The clubs highest finish in the league is 5th, which they have achieved twice, once during the 1996/97 season and again in the 2005/06 season and on both occasions narrowly missing out on qualification for European football.

Due to the COVID-19 pandemic, football in Luxembourg was suspended on March 12, 2020. At the time, the club was in second place in the Division of Honor after 15 matches, an automatic promotion spot.

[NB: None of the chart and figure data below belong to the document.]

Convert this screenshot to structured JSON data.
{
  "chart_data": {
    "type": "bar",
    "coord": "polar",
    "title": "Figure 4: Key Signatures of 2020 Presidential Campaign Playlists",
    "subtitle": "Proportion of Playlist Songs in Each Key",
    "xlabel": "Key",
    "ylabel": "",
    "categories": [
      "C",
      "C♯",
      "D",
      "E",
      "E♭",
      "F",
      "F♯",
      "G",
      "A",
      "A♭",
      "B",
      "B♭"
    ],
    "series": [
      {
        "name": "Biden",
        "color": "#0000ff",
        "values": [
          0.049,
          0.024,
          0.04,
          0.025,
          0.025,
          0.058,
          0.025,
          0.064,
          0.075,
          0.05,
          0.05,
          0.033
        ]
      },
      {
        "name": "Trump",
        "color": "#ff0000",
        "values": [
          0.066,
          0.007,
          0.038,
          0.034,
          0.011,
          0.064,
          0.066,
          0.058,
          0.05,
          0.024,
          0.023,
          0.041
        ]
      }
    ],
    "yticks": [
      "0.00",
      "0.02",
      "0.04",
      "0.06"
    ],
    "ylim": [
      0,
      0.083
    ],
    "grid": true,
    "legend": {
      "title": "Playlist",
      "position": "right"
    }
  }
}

On April 22, 2020, the Luxembourg Football Federation announced that the season would be ended, meaning that Wiltz were promoted to the National Division by default.

==Current squad==

 (on loan from Racing Union)

 (on loan from UNA Strassen)

| No. | Pos. | Nation | Player |
|---|---|---|---|
| 2 | DF | FRA | Henrique Lubanzadio |
| 3 | DF | LUX | Hugo Costa |
| 4 | DF | BEL | Loïc Reciputi |
| 5 | DF | LUX | Victoire Ramazani |
| 6 | MF | LUX | Christophe Schroeder |
| 7 | MF | LUX | Chris Philipps |
| 8 | MF | BEL | Alexandro Cavagnera |
| 9 | FW | BEL | Ridwane Bouchibti |
| 10 | DF | LUX | Ben Biver |
| 11 | MF | BEL | Maxime Cavelier |
| 13 | DF | UKR | Denys Prychynenko |
| 14 | MF | NED | Quentin Bosquin |
| 17 | DF | LUX | Andy Rodrigues |
| 22 | MF | BEL | Louka Franco |

| No. | Pos. | Nation | Player |
|---|---|---|---|
| 30 | DF | LUX | Preston Paciencia (on loan from Racing Union) |
| 31 | DF | FRA | Moustaphe Coulibaly |
| 32 | GK | LUX | Lucien Nizet |
| 55 | GK | GAM | Omar Choi |
| 71 | MF | BEL | Flavio Gargano |
| 77 | MF | FRA | Nabil Hassaïni |
| 80 | FW | FRA | Elie Thelcide-Badia |
| 88 | GK | ITA | Luca Guarneri |
| 93 | DF | GER | Serkan Gecgin |
| 95 | DF | FRA | Ryan Noubli |
| 98 | MF | ESP | Mamadou Sow |
| 99 | FW | BEL | Benjamin Romeyns (on loan from UNA Strassen) |
| — | FW | BEL | Gabriel Lemoine |

===Notable Former Players===
- Théo Malget, Luxembourgish international
- Samuel Ipoua, Cameroon international

==Managers==
As of August 2024
- Albert Adams (July 1, 1976 - June 30, 1978)
- Charles Pauly (July 1, 1992 - June 30, 1993)
- Marc Grosjean (November 30, 1993 - November 30, 1995)
- Rob Delahaije (July 1, 1996 - June 30, 1998)
- Albert Adams (July 1, 1998 - June 30, 1999)
- Rachid Belhout (July 1, 1998 - November 1, 1998)
- Jacques Dodemont (? - March 30, 2002)
- Raphaël Quaranta (July 1, 2002 - June 30, 2004)
- Charles Pauly (July 1, 2004 - June 30, 2005)
- Daniel Boccar (July 1, 2005 - November 1, 2006)
- Marc Glod (November 10, 2006 - June 30, 2007)
- Joel Crahay (July 1, 2007 - April 21, 2008)
- Marc Glod (April 22, 2008 - June 30, 2008)
- Mike Ney (July 1, 2008 – June 30, 2009)
- Steve Majerus (July 1, 2009 – Oct 27, 2010)
- Pascal Lebrun (Oct 27, 2010 – Nov 5, 2012)
- Samir Kalabic (Nov 6, 2012 – June 30, 2014)
- Claude Ottelé (July 1, 2014 – June 30, 2015)
- Henri Bossi (July 1, 2015 – June 30, 2016)
- Dan Huet (July 1, 2016 – October 18, 2021)
- David Vandenbroeck (October 20, 2021 – September 27, 2024)
- Mikhail Zaritskiy (September 30, 2024 – present)

==Club Officials==

- President: Michael Schenk
- Vice-President: Christian Lisch
- Sporting Director: Robert Jansen

First Team
- Coach: David Vandenbroeck
- Assistant Coaches: Guy Libambu, Joel Hausman, Phillipe Goullier
- Goalkeeping Coach: Alain Leclerf
- Club Doctor: Maureen Poncin
- Fitness Coach: Arnaud Scalco
- Physiotherapists: Justine Deremiens, Jeason Diez, Bernard Heens
- Nutritionist: Simon Mathieu
- Assistants: Roland Fraiture, Eric Greisch
- Volunteer: Mario Raffaelli

Academy
- President: Christian Lisch
- U15 - U19 Coach: Marcel Bamberg
- U7 - U13 Coach: Joel Hausman

==Honours==

- Luxembourg Cup
  - Runners-up (1): 2000–01

==Women's team==
Wiltz have a women's team, currently competing in the Dames Ligue 3 Series 1, the 3rd tier of women's football in Luxembourg, having previously competed in the Dames Ligue 1 as part of a Union with AS Wincrange between 2021 and 2023.